For a while now I have been questioning Calhoun's coaching abilities. Ever since Siva and the game against the Louisville Cardinals, there has been no adjustment when the zone defense has been brought in. As said before, UConn's offense against the zone is pass to people at top of the three point line until the shot clock runs out. It bothers me and probably many other Husky fans that nothing has been done. No one moves around, picks are lazy and everyone looks to Kemba Walker to do everything. Calhoun seems content now taking the ball out of Jeremy Lamb's hands and I don't know why. The kid is talented, can hit the three and penetrate without having to make a lay-up all the time with his tear drop shot. Calhoun needs to stop sitting back and watching and get in the tape room and bury himself in new plays because UConn, with their glaring weakness, is more beatable then ever.

Wednesday, March 2, 2011

Hardwood Fever

Hardwood fever is much more pleasant than yellow fever. The only known side effect is March Madness...zing!

Here are a few recent basketball columns from Suite 101.

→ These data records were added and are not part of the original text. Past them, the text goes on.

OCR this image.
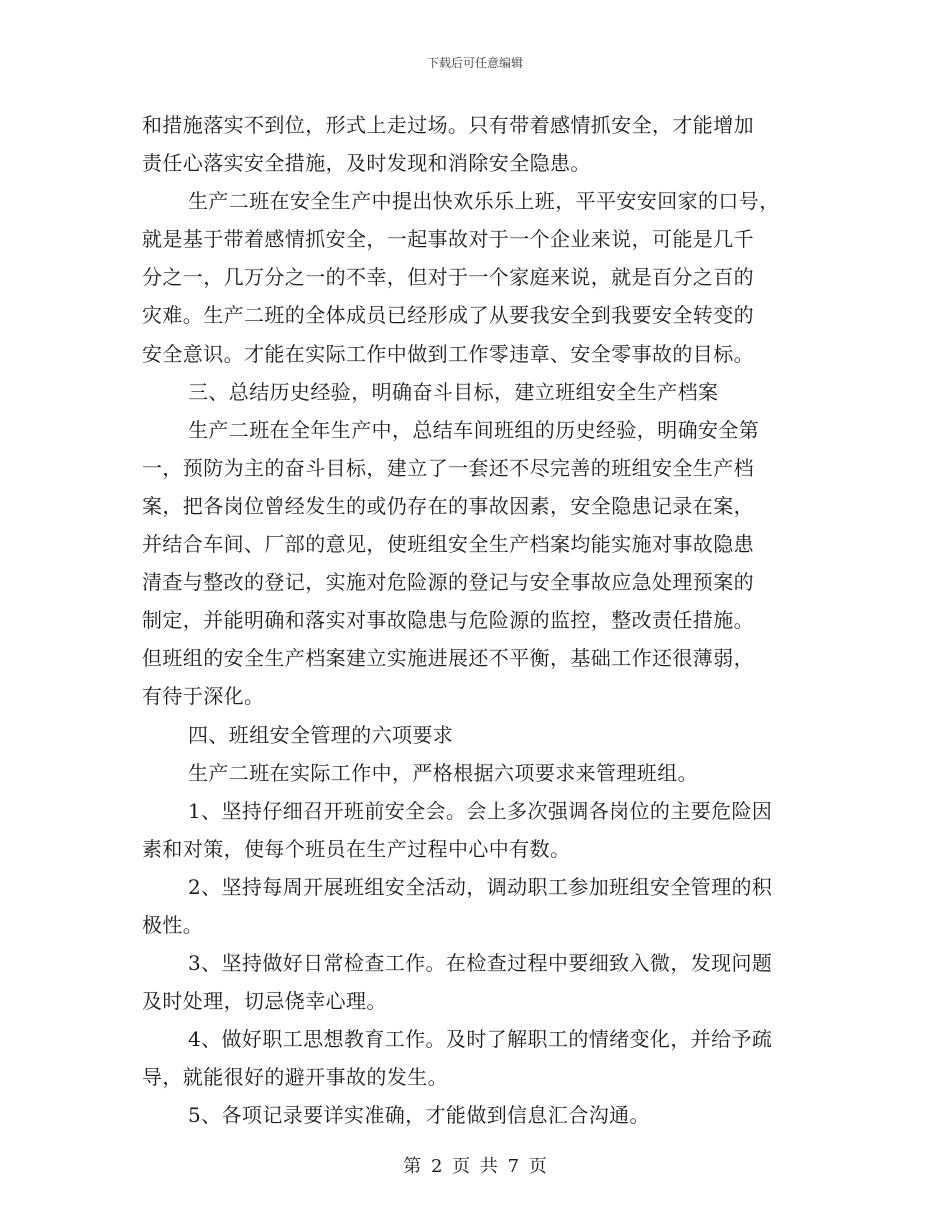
下载后可任意编辑
和措施落实不到位，形式上走过场。只有带着感情抓安全，才能增加
责任心落实安全措施，及时发现和消除安全隐患。
生产二班在安全生产中提出快欢乐乐上班，平平安安回家的口号，
就是基于带着感情抓安全，一起事故对于一个企业来说，可能是几千
分之一，几万分之一的不幸，但对于一个家庭来说，就是百分之百的
灾难。生产二班的全体成员已经形成了从要我安全到我要安全转变的
安全意识。才能在实际工作中做到工作零违章、安全零事故的目标。
三、总结历史经验，明确奋斗目标，建立班组安全生产档案
生产二班在全年生产中，总结车间班组的历史经验，明确安全第
一，预防为主的奋斗目标，建立了一套还不尽完善的班组安全生产档
案，把各岗位曾经发生的或仍存在的事故因素，安全隐患记录在案，
并结合车间、厂部的意见，使班组安全生产档案均能实施对事故隐患
清查与整改的登记，实施对危险源的登记与安全事故应急处理预案的
制定，并能明确和落实对事故隐患与危险源的监控，整改责任措施。
但班组的安全生产档案建立实施进展还不平衡，基础工作还很薄弱，
有待于深化。
四、班组安全管理的六项要求
生产二班在实际工作中，严格根据六项要求来管理班组。
1、坚持仔细召开班前安全会。会上多次强调各岗位的主要危险因
素和对策，使每个班员在生产过程中心中有数。
2、坚持每周开展班组安全活动，调动职工参加班组安全管理的积
极性。
3、坚持做好日常检查工作。在检查过程中要细致入微，发现问题
及时处理，切忌侥幸心理。
4、做好职工思想教育工作。及时了解职工的情绪变化，并给予疏
导，就能很好的避开事故的发生。
5、各项记录要详实准确，才能做到信息汇合沟通。
第 2 页 共 7 页
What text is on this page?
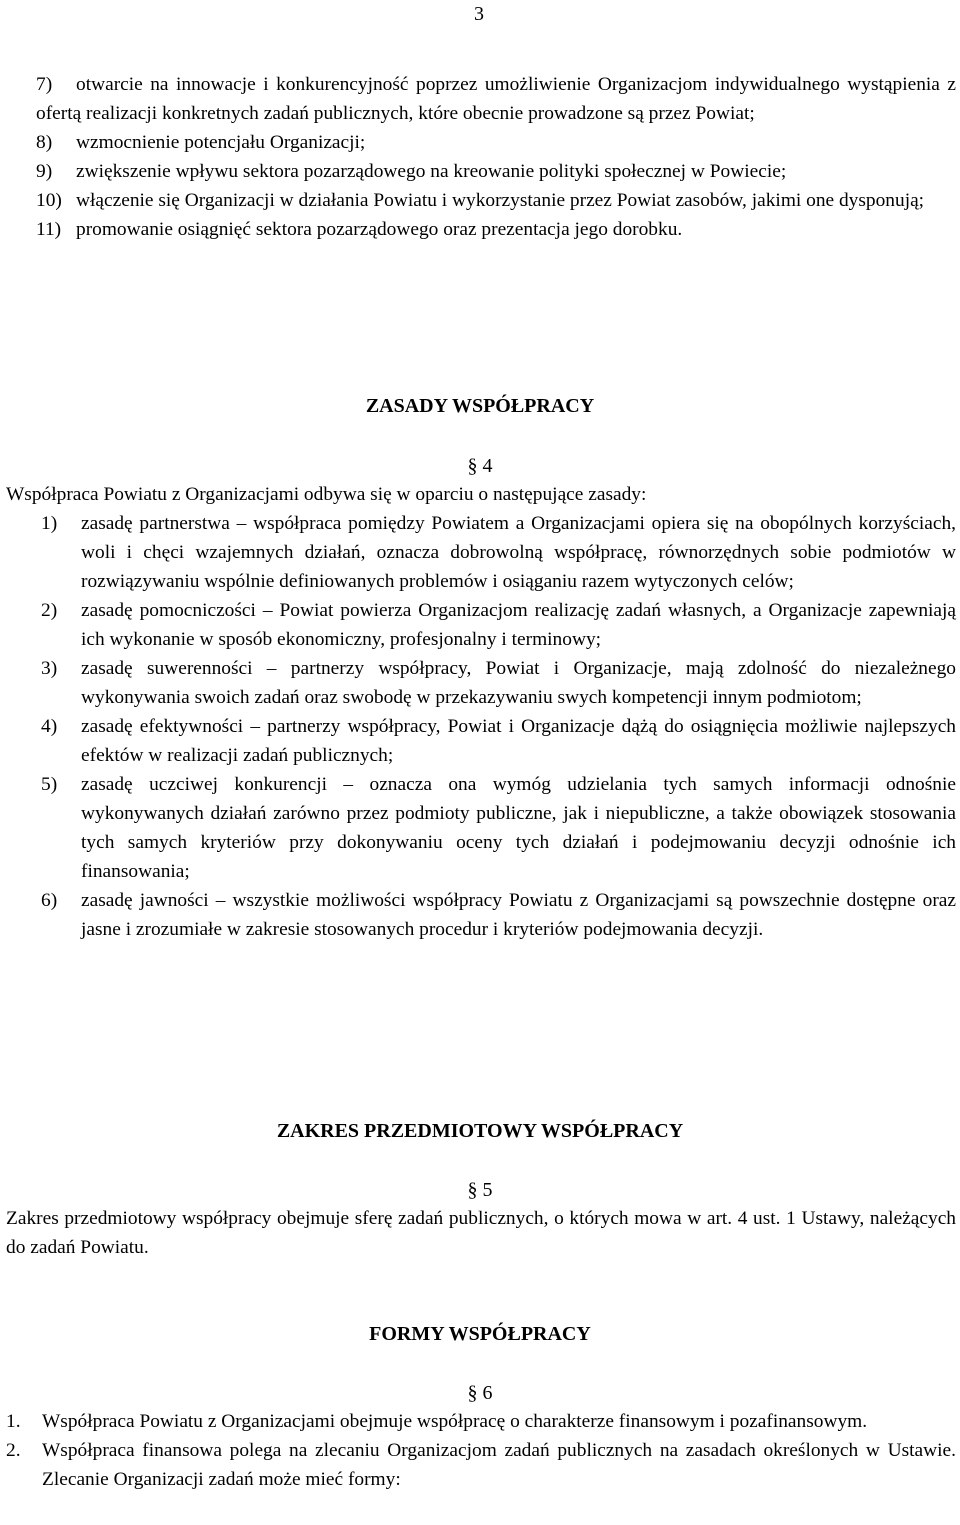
3
7)	otwarcie na innowacje i konkurencyjność poprzez umożliwienie Organizacjom indywidualnego wystąpienia z ofertą realizacji konkretnych zadań publicznych, które obecnie prowadzone są przez Powiat;
8)	wzmocnienie potencjału Organizacji;
9)	zwiększenie wpływu sektora pozarządowego na kreowanie polityki społecznej w Powiecie;
10) włączenie się Organizacji w działania Powiatu i wykorzystanie przez Powiat zasobów, jakimi one dysponują;
11) promowanie osiągnięć sektora pozarządowego oraz prezentacja jego dorobku.
ZASADY WSPÓŁPRACY
§ 4
Współpraca Powiatu z Organizacjami odbywa się w oparciu o następujące zasady:
1)	zasadę partnerstwa – współpraca pomiędzy Powiatem a Organizacjami opiera się na obopólnych korzyściach, woli i chęci wzajemnych działań, oznacza dobrowolną współpracę, równorzędnych sobie podmiotów w rozwiązywaniu wspólnie definiowanych problemów i osiąganiu razem wytyczonych celów;
2)	zasadę pomocniczości – Powiat powierza Organizacjom realizację zadań własnych, a Organizacje zapewniają ich wykonanie w sposób ekonomiczny, profesjonalny i terminowy;
3)	zasadę suwerenności – partnerzy współpracy, Powiat i Organizacje, mają zdolność do niezależnego wykonywania swoich zadań oraz swobodę w przekazywaniu swych kompetencji innym podmiotom;
4)	zasadę efektywności – partnerzy współpracy, Powiat i Organizacje dążą do osiągnięcia możliwie najlepszych efektów w realizacji zadań publicznych;
5)	zasadę uczciwej konkurencji – oznacza ona wymóg udzielania tych samych informacji odnośnie wykonywanych działań zarówno przez podmioty publiczne, jak i niepubliczne, a także obowiązek stosowania tych samych kryteriów przy dokonywaniu oceny tych działań i podejmowaniu decyzji odnośnie ich finansowania;
6)	zasadę jawności – wszystkie możliwości współpracy Powiatu z Organizacjami są powszechnie dostępne oraz jasne i zrozumiałe w zakresie stosowanych procedur i kryteriów podejmowania decyzji.
ZAKRES PRZEDMIOTOWY WSPÓŁPRACY
§ 5
Zakres przedmiotowy współpracy obejmuje sferę zadań publicznych, o których mowa w art. 4 ust. 1 Ustawy, należących do zadań Powiatu.
FORMY WSPÓŁPRACY
§ 6
1.	Współpraca Powiatu z Organizacjami obejmuje współpracę o charakterze finansowym i pozafinansowym.
2.	Współpraca finansowa polega na zlecaniu Organizacjom zadań publicznych na zasadach określonych w Ustawie. Zlecanie Organizacji zadań może mieć formy:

The first is about the Virginia Tech Hokies and their recent victory over then number one Duke. Of course their subsequent loss to fellow bubble team Boston College left a damper on the occasion but they still have a very good shot at making the NCAA Tournament. Beating Clemson this week would help.

The other article is about problems in basketball today. The NBA has problems that aren't even related to the CBA expiring or players demanding trades. Meanwhile, college basketball is encountering difficulties I'm sure they never even considered years ago.

With the state of basketball these days, good thing MLB Spring Training is going on.